The book is a study of the sledge dogs which accompanied 19th century American explorers on their expeditions in the Arctic and eventually in their race to the North Pole. I came to the subject after extensive research for two earlier books dealing with the Arctic, Disappearance: A Map and Midnight to the North: The Untold Story of the Inuit Woman Who Saved the Polaris Expedition. I was particularly interested in two of the earliest explorers, Elisha Kent Kane and Charles Francis Hall. As I studied their writings, I became increasingly aware of allusions to dogs. Further research confirmed that there was a storyline, though a faint one, that portrayed the role of these valiant animals. It had never been told and deserved to be. These little “camels of the north” needed to be named and remembered and, like the Sherpas of the Himalayas, to be given their rightful place in history. Without them there would have been no success for Americans vying for the Pole.
I wanted to highlight the American explorers because they are less well known than polar explorers of other nationalities such as Stefansson, Amundsen, Rasmussen, Nansen, and Shackelton. Some of them, like Frederick Schwatka, are almost forgotten. Also, the American explorers built upon one another’s experiences in a relatively consistent manner, forging a route to the North Pole which, over years and countless adventures, led to success. The “American Route” is a logical sequence to follow. The Americans, too, quickly adopted the methods of the Inuit people, early on learning the importance of dogs. Moreover, though inconsistently, they wrote about the dogs in such a way that they left at least a faint trail to follow. Some went further, not afraid to express emotional ties with the animals upon which their lives depended.

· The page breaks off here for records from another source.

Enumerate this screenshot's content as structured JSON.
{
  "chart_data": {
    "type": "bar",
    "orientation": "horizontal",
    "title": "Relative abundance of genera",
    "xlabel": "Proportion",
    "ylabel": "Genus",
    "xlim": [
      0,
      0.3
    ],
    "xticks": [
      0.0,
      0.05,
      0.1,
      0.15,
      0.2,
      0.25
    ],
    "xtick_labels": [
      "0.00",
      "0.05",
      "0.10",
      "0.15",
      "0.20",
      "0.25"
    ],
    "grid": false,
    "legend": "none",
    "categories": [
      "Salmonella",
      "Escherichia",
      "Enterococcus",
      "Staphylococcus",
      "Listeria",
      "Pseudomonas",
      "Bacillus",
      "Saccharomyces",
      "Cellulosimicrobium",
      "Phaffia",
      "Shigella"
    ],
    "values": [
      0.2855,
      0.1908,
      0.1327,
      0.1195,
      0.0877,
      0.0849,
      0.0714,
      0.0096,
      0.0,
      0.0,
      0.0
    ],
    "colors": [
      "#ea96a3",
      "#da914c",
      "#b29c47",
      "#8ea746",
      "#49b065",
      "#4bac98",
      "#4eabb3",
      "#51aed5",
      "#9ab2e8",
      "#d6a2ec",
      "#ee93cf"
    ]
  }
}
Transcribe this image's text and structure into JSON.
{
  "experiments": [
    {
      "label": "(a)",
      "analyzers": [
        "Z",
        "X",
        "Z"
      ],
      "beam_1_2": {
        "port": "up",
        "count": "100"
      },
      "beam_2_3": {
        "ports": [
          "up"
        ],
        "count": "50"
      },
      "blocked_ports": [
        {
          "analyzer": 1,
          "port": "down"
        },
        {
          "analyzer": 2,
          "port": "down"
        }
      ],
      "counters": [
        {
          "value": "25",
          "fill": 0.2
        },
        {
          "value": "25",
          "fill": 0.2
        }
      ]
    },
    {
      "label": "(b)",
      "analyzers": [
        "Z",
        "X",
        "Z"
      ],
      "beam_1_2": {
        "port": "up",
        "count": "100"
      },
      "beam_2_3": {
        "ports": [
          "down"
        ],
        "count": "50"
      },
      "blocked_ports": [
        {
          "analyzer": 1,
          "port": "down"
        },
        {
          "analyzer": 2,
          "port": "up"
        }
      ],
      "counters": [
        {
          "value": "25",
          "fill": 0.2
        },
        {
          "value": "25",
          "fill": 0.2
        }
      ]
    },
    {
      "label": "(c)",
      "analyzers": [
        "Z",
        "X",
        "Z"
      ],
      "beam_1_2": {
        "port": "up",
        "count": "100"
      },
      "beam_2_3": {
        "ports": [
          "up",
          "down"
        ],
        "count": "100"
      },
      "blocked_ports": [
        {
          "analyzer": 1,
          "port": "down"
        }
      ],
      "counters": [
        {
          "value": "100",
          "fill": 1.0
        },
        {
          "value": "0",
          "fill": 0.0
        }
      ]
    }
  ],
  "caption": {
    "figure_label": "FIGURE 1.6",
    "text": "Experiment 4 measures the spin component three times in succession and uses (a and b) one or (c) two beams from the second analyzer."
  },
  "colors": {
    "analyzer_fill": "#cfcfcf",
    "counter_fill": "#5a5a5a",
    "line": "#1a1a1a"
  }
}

Dogs guarded against predators—polar bears and wolves; helped in the hunt, particularly with caribou and musk oxen; located seals under the ice; warned of strangers approaching; found their way in storms; gave alarm at the edge of the sea ice; provided warmth in emergency conditions; and, when all hope for success in hunting was gone, provided meat; in death, they contributed skins. Perhaps most importantly, they provided companionship and distraction from the rigors and depression of the arctic winter. In some cases their companionship was the only means of fending off the horrors of the long, ice-bound winter which could propel both man and animal into madness.
The better dogs were treated, the better they performed. But good treatment, as we judge it today, was not always possible. At times there was simply no food to provide them and many miles to cover, often in fiercely stormy weather. Also, diseases such as rabies and distemper could sweep through villages, killing all teams. The most “successful” American explorer, Peary, did what he thought right for his dogs but considered them tools of his campaign to reach the Pole, carefully calculating how many needed to be taken along for food.
The British, unwilling to adopt the methods of indigenous people, thought it was more proper to put men in harnesses to pull boats and sledges rather than dogs. It was only during the search for the lost John Franklin expedition that they began to use dogs for hauling. The few exceptions, such as Francis Leopold McClintock and John Rae, succeeded where others failed miserably, suffering starvation, scurvy, cold, and exhaustion. Kane and Hall, the two earliest American explorers, quickly recognized the value of adopting the ways of indigenous people, including the use of dogs for transportation and hunting. Their success with native ways established the precedent that eventually enabled the Americans to achieve the Pole.
These dogs, who worked so bravely and thanklessly for their masters, deserve recognition. At a time when dogs are now being recognized for military and civilian service and monuments are being established to honor them, these dogs of the 19th century Arctic need to be remembered for their unspoken role in enabling American explorers to be first to reach the Pole. Since a number of the American explorations in which they served were military or quasi-military, there is even greater reason to acknowledge them as military working dogs. They played a vital role in enabling Americans to “win” the North Pole. Now, as nations vie for the natural resources of the Pole, that accomplishment matters more than ever.